In 1870, Strauss moved his family to Hingham, Massachusetts. There, he joined the Freemasons. Strauss also became active in Democratic politics Strauss served as a member of the Massachusetts Democratic committee and Democratic nominee for Massachusetts Secretary of State in 1878.

Seeking a more favorable climate, Strauss moved his family to Tucson, Arizona Territory in 1880. There he served as manager of the L. Zeckendorf store from March 1880 till late 1883. Strauss soon became civically engaged, serving on Tucson's School Board and in the new volunteer fire department.

Strauss became Tucson's first Jewish mayor in 1883. During his time in office, Strauss oversaw construction of a city hall, library, firehouse, a building and loan association, an infirmary, and graded roads. During Strauss' term, General George Crook led troops into Mexico in pursuit of Geronimo. On June 19, 1883, following Apache leader's promise to surrender, Strauss organized a citywide celebration to honor Crook. Near the end of his term, Strauss encountered some legal issues. On June 6, 1884, Strauss and several members of the city council were indicted on charges of malfeasance in office for allegedly issuing a $5,000 promissory note without proper authorization. Strauss and his fellow defendants were acquitted of the charges when, at trial in October, it was determined the mayor did have proper authorization. This resulted in the judge instructing the jury to return a not guilty verdict. Strauss resigned from office on August 8, 1884, immediately after the city council overturned a mayoral veto.

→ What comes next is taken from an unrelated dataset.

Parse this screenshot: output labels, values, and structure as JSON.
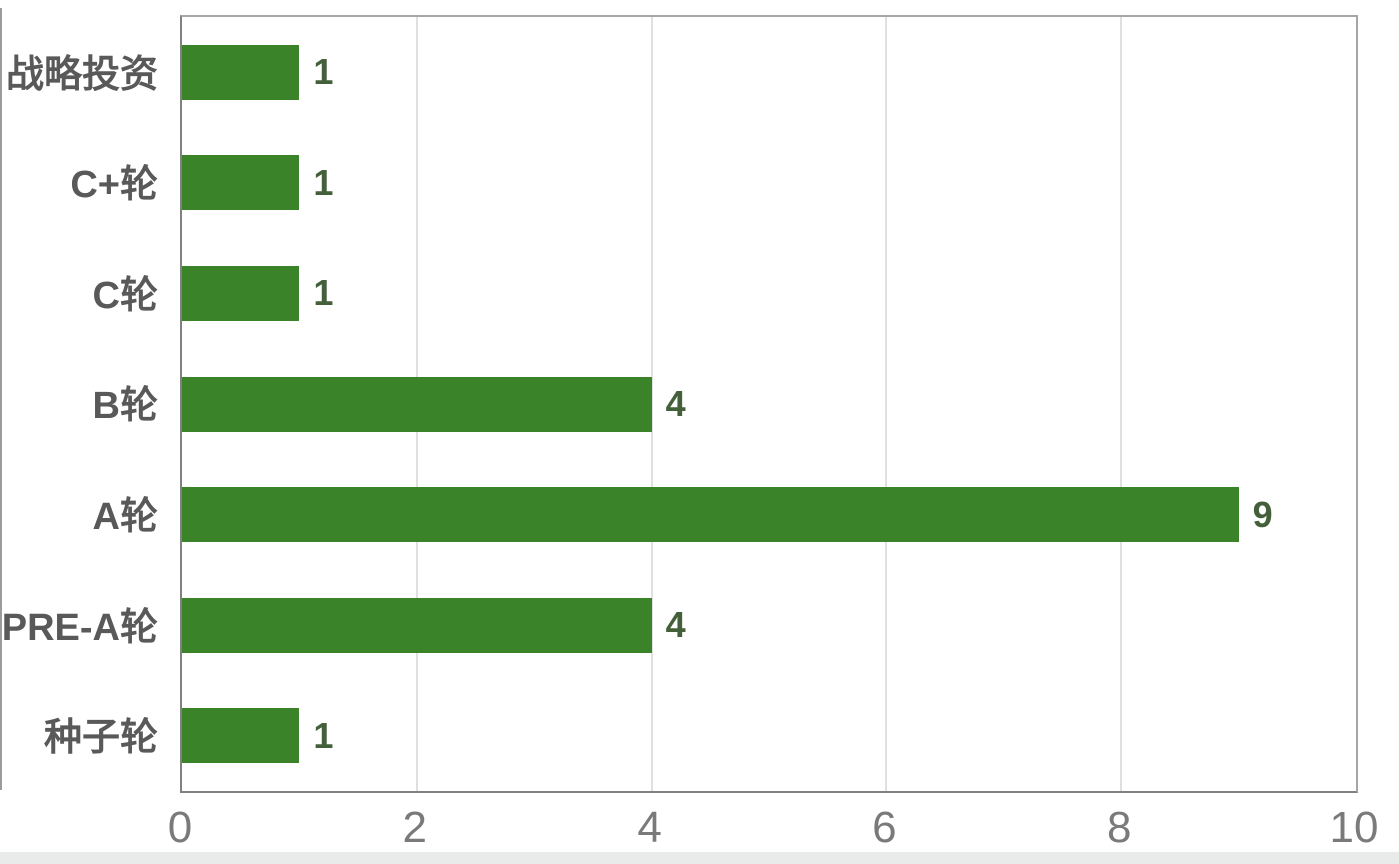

Governor C. Meyer Zulick appointed Strauss a regent for the newly authorized University of Arizona after several regents had been disqualified for failing to post a required surety bond. He joined the board in November 1886, was selected the boards Secretary, and worked with other members of the board to ensure establishment of the new school before the next session of the legislature, scheduled to convene in January 1887, could resend the university's authorization. This effort included working with fellow regent, Jacob Mansfeld, to the sell construction bonds needed to begin the university.

In 1886, Strauss won election as Superintendent of Public Instruction after running as the Democratic nominee. Following his election, the territorial legislature changed the office from an elected to appointed position. Governor Zulick appointed the recent election winner in January 1887. Strauss was appointed to a second term on March 12, 1889, but his nomination was rejected by the council (Upper house of the legislature).

During the 16th Arizona Territorial Legislature in 1891, Strauss served as Chief clerk to the session. By that time he was suffering from effects of tuberculosis. Strauss died in Tucson on March 13, 1892. He was initially buried in Tucson's old city cemetery with his remains later moved to the Evergreen Cemetery.